UDP is a whole another kettle of fish, get's very complicated to go above 10gbit/s or so. This is a big part of why QUIC really struggles to scale well for fat pipes [1]. sendmmsg/recvmmsg + UDP GRO/GSO will probably get you to ~30gbit/s but beyond that is a real headache. The issue is that UDP is not stream focused so you're making a ton of little writes and the kernel networking stack as of today does a pretty bad job with these workloads.

FWIW even the fastest QUIC implementations cap out at <10gbit/s today [2].

Had a good fight writing a ~20gbit userspace UDP VPN recently.
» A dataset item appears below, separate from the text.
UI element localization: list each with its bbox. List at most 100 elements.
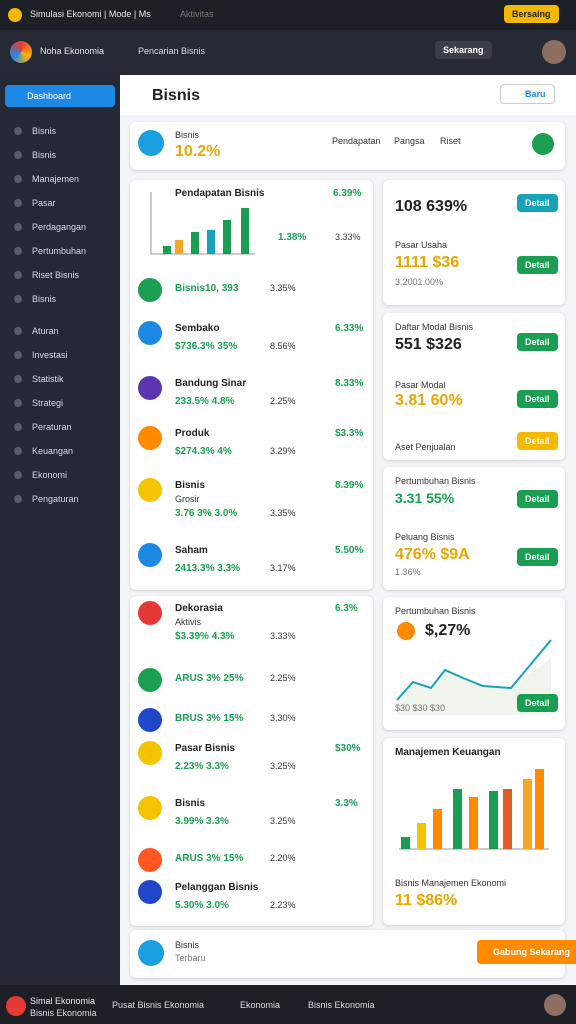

Ended up having to bypass the kernels networking stack using AF_XDP [3].

I'm available for hire btw, if you've got an interesting networking project feel free to reach out.

1. https://arxiv.org/abs/2310.09423

2. https://microsoft.github.io/msquic/

3. https://github.com/apoxy-dev/icx/blob/main/tunnel/tunnel.go

johncolanduoni a day ago

Yeah all agreed - the only addendum I’d add is for cases where you can’t use large buffers because you don’t have the data (e.g. realtime data streams or very short request/reply cycles). These end up having the same problems, but are not soluble by TCP or UDP segmentation offloads. This is where reduced syscall overhead (or even better kernel bypass) really shines for networking.

mastax 20 hours ago

I have a hard time believing that google is serving YouTube over QUIC/HTTP3 at 10Gbit/s, or even 30Gbit/s.

  • johncolanduoni 19 hours ago

    These are per-connection bottlenecks, largely due to implementation choices in the Linux network stack. Even with vanilla Linux networking, vertical scale can get the aggregate bandwidth as high as you want if you don’t need 10G per connection (which YouTube doesn’t), as long as you have enough CPU cores and NIC queues.

    Another thing to consider: Google’s load balancers are all bespoke SDN and they almost certainly speak HTTP1/2 between the load balancers and the application servers. So Linux network stack constraints are probably not relevant for the YouTube frontend serving HTTP3 at all.